If we accept a definition of collaborative writing as the activities involved in the production of a document by more than one author then pre-draft discussions and arguments as well as post-draft analyses and debate are the collaborative components. However, such a broad definition will always embrace activities that are not necessarily directly relevant to the task of writing and render the quest for a technology to support the collaborative writing task partially indistinguishable from other collaborative technology designs. This is no bad thing. In a very real sense we do not need a collaborative writing tool per se, we need better technology for collaboration e.g., better communications facilities enabling people to contact each other, transfer documents, graphics, audio and video images easily and reliably. Given this, many technology-mediated tasks will be better supported. Writing will be just one of these (see e.g., Baydere et al, this volume for details of multi-author writing with a CAD/CAM system). The search therefore for a dedicated collaborative writing environment is too narrow because in itself, collaborative writing is a misleading term.

We are in the midst of a trend that emphasises collaboration as the dominant theme in advanced work technology design. Whether this results from a justifiable if under-critical reaction to the standard information processing view of human activity espoused for the last 20 years by most psychologists and ergonomists or from a desire to keep up with the current emphases in cognitive science is not clear to me. While I hope it is the former, and cannot find fault in the view that all work is in some sense a collaborative act, I would advocate a more realistic view of collaboration that doesn't insist on it being the major factor to concern ourselves with in ergonomic system design. Certainly it has a place, it is a component of most tasks but it is not necessarily the most essential component, that which we must address to the relegation of all others (for a more balanced view of the relevant system design issues see Eason, 1991). The major problem with much of the literature on collaboration remains the translation of its undeniably valid perspective into applicable design advice (see Newman and Newman, this volume for example).

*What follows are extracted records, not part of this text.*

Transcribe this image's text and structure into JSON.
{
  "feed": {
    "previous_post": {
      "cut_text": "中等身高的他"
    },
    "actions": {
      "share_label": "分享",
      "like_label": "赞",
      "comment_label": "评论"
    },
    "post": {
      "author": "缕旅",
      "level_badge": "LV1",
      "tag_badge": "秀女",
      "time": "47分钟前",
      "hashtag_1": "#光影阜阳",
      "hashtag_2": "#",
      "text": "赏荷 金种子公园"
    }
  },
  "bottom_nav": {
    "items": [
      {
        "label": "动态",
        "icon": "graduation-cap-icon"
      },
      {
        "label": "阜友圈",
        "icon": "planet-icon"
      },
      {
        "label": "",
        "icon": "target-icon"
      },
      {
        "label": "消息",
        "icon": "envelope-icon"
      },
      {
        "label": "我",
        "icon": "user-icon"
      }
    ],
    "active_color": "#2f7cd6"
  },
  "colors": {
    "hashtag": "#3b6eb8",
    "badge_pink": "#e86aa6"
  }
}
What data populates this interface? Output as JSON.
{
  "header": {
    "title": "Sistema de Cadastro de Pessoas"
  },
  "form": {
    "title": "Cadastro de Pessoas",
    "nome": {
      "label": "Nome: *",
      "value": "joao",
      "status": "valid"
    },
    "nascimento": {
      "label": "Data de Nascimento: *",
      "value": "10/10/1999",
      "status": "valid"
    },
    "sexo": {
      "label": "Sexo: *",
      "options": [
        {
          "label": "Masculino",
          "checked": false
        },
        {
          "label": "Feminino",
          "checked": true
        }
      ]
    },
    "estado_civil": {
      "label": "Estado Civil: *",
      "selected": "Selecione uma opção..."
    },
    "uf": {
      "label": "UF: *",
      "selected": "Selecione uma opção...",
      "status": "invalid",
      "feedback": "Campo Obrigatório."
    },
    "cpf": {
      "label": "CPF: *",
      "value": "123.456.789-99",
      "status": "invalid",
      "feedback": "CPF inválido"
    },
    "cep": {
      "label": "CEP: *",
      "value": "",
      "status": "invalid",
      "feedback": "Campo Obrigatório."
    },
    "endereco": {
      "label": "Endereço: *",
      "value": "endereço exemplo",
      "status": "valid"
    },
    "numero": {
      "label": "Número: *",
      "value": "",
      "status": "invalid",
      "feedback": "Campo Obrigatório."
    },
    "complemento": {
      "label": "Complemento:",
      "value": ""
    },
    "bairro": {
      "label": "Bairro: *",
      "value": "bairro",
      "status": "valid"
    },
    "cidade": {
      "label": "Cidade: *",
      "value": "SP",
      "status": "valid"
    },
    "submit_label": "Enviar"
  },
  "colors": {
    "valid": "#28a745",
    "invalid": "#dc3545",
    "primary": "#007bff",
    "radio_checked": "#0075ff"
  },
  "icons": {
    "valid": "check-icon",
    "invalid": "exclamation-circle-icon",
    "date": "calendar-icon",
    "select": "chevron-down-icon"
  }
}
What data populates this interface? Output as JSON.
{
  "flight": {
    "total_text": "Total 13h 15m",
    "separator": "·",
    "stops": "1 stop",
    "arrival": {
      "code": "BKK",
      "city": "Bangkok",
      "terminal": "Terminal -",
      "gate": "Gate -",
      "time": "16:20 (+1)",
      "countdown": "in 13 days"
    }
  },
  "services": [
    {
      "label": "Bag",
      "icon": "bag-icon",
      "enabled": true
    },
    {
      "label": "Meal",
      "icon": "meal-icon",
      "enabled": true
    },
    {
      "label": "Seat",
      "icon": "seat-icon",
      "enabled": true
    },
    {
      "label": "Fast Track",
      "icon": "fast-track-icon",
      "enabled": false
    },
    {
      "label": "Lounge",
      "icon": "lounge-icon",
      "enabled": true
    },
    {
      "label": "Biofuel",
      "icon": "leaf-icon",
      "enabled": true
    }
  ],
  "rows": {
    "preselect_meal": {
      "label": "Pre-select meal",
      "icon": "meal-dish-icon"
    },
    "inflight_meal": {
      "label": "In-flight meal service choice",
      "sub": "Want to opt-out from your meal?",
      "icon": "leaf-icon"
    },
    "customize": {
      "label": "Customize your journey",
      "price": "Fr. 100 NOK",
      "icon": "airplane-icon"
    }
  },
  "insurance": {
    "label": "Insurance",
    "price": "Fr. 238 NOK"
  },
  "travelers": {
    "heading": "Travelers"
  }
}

Certainly in the authoring situation there appears to be a meaningful distinction between the act of writing which is intrinsically an individual activity and the writing task which may involve all types of collaborative acts, in much the same way as traditional task analysis breaks jobs into tasks into actions. But such collaborative acts are not necessarily unique to the writing situation but reflect the manner in which most human activities proceed. In collaborating in this fashion, authors may expend considerable effort dealing with issues that are not even contingent on the writing task but deal with related subjects and work activities. The stages of document production outlined at the start of the discussion demonstrate the fact that before actually drafting a document, the participants were involved in activities that could not be deemed uniquely "writing" work. The role of the technology surely is to support people and to this end designers should not try to control or manipulate collaboration but just concentrate on providing the most transparent media possible and let the naturally occuring processes of group working take care of themselves. To concern oneself directly with supposed collaborative authoring environments is to risk losing sight of this and hyping up what may only be another technological solution looking for a problem.

Acknowledgements

The author would like to thank all participants in these investigations for their permission to analyse and publish the data. Thanks are also due to Mike Sharples, Eevi Beck and a further anonymous referee for their encouragement and sound advice on improving this paper.

The work on collaborative writing was funded by the British Library Research and Development Dept. and carried out by the author at HUSAT as part of Project CHIRO.